USSEC gained 14 new members, a 20 percent increase, over the course of the past year. The organization now boasts 75 total members. Mr. Sutter described the greatest benefit of USSEC membership as an opportunity to be part of the global USSEC team. He said that U.S. Soy stakeholders have “a right and an obligation to be involved.”
USSEC is now in its third year as the secretariat to the International Soybean Growers Alliance (ISGA) as the organization moves forward as a global body.
Mr. Sutter also reported on capturing value from sustainable U.S. Soy, recapped the importance of NEVEDI’s acceptance of the U.S. Soy Sustainability Protocol (SSAP), and laid out the U.S. Soy family’s next steps as gaining approval from European Feed Manufacturers’ Federation (FEFAC) and the EU’s Renewable Energy Directive (RED). He described soy protein concentrate (SPC) as a value added opportunity for U.S. agriculture, especially as aquaculture continues its tremendous growth worldwide. Internally managed funds (IMF) accounts were another opportunity mentioned. Mr. Sutter said IMFs can be used to complement Foreign Agriculture Service (FAS) and checkoff funds.
He concluded his report by saying that key USSEC values will guide the organization as it changes its approach to deal with changing markets. “It takes a team effort for us to be successful in creating a preference and differentiation for U.S. Soy.”
The board next turned its attention to new and unfinished business. USSEC CFO Phil Macias discussed the organization’s allocation model and the board approved FY17 funding as recommended by USSEC management.

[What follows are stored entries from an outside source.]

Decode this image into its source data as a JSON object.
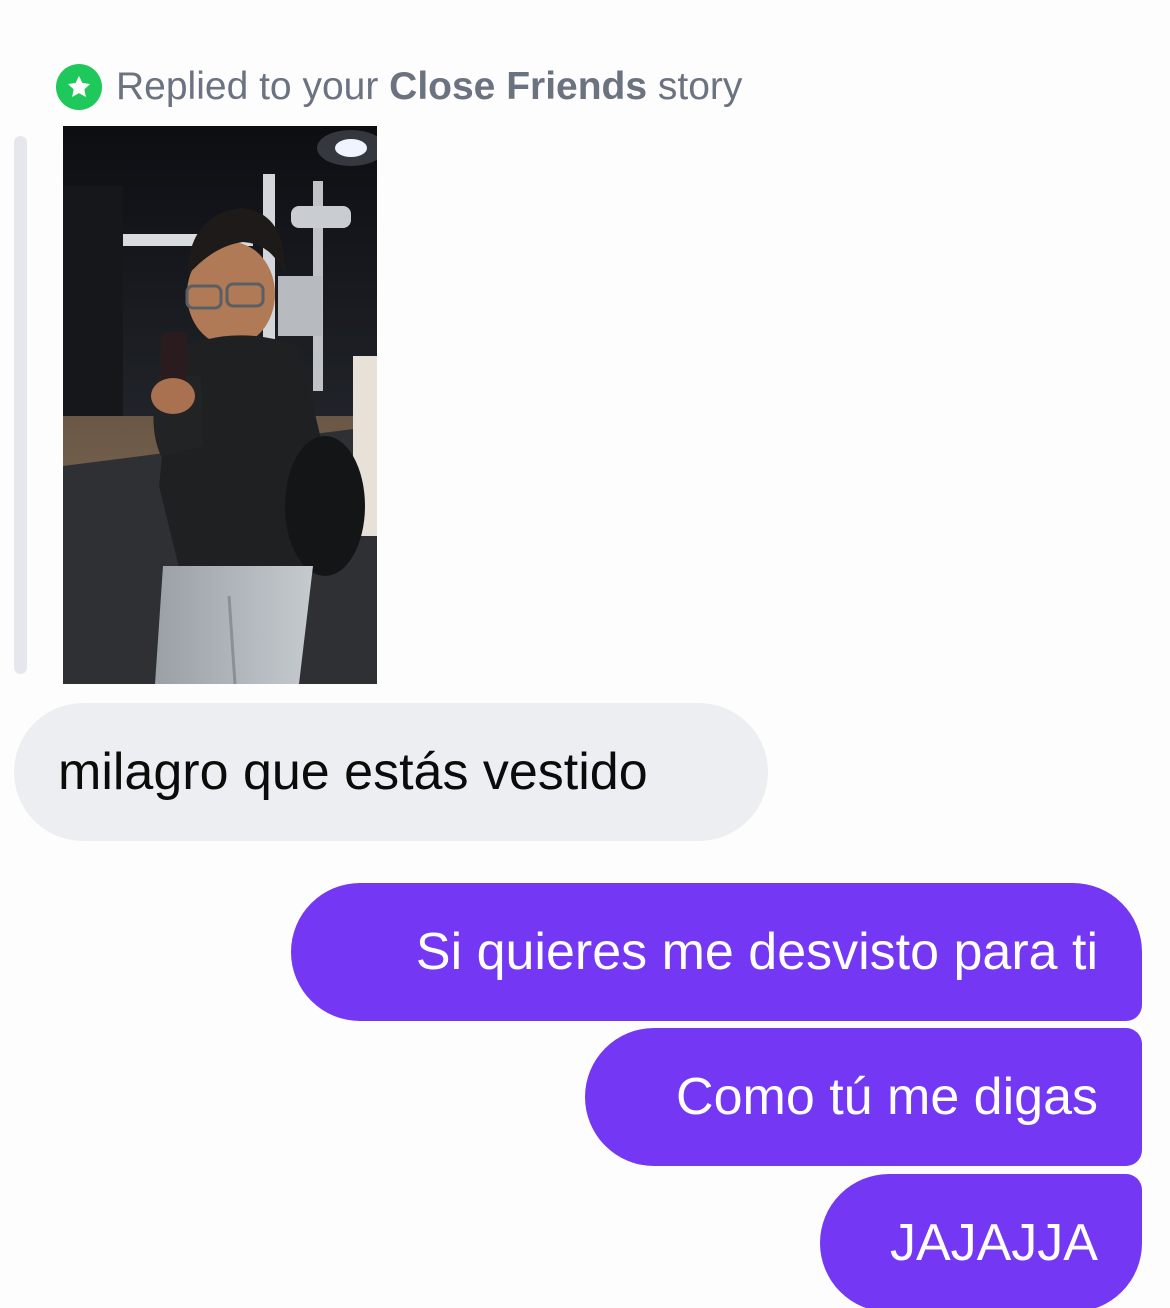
{
  "reply_header": {
    "prefix": "Replied to your ",
    "highlight": "Close Friends",
    "suffix": " story",
    "icon": "star-icon",
    "badge_color": "#1ec85a"
  },
  "story": {
    "preview": "mirror-selfie-photo"
  },
  "messages": [
    {
      "direction": "incoming",
      "text": "milagro que estás vestido"
    },
    {
      "direction": "outgoing",
      "text": "Si quieres me desvisto para ti"
    },
    {
      "direction": "outgoing",
      "text": "Como tú me digas"
    },
    {
      "direction": "outgoing",
      "text": "JAJAJJA"
    }
  ],
  "colors": {
    "incoming_bubble": "#eceef1",
    "outgoing_bubble": "#7437f4",
    "background": "#fdfdfe"
  }
}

Next up were reports from the executive, audit and budget, governance and membership/industry relations committees.
Chairman Laura Foell’s report began with a look back on her past year of leadership, quoting the writer Oliver Wendell Holmes, “A mind that is stretched by a new experience can never go back to its old ways.”
She recounted her commitments to keeping USSEC a world-class organization. She stressed the importance of securing a top rating from FAS, keeping USSEC as a model for other cooperators, and being known throughout the industry, both in the U.S. and throughout the world.
Ms. Foell praised USSEC’s “best in class governance,” citing the USSEC board’s training, regular committee meetings and openness. She also talked about the importance of “guiding and listening” between the USSEC board, staff and other parts of the U.S. Soy family. She commended USSEC’s effectiveness, mentioning its increasing memberships, successful industry advisory council, joint mission to the EU with the National Oilseed Processors Association (NOPA) and global strategy.
“On a personal note, we are doing this, creating markets international markets for U.S. Soy, for the next generation,” she said, as she showed a photo of her two grown children, who will someday take over the Foell farm. “We want to make sure that our soybeans are there to feed the world.”
Retiring officers were announced. Jim Stillman, a fourth generation farmer from Iowa and former United Soybean Board (USB) chairman, stepped down from the board, together with John Wray, USB director from Kansas, who also worked with the World Initiative for Soy in Human Health (WISHH) program.
The seating of new board members followed, with Derek Haigwood of Alabama taking the available USB position and Don Wyss of the Indiana Soybean Alliance (ISA) stepping into the Allied position. Laura Foell, Jim Miller, Sharon Covert and John Wright were unanimously reelected as chairman, vice chairman, secretary and treasurer, respectively.
Guest speaker Nancy Axelrod of Non-Profit Leadership Services presented a generative thinking session titled, “What Makes a Good Board Great,” saying that culture trumps structure.
A reception and board dinner followed that evening, with guest speaker Marty Ruikka, president of ProExporter Network, discussing ag economics.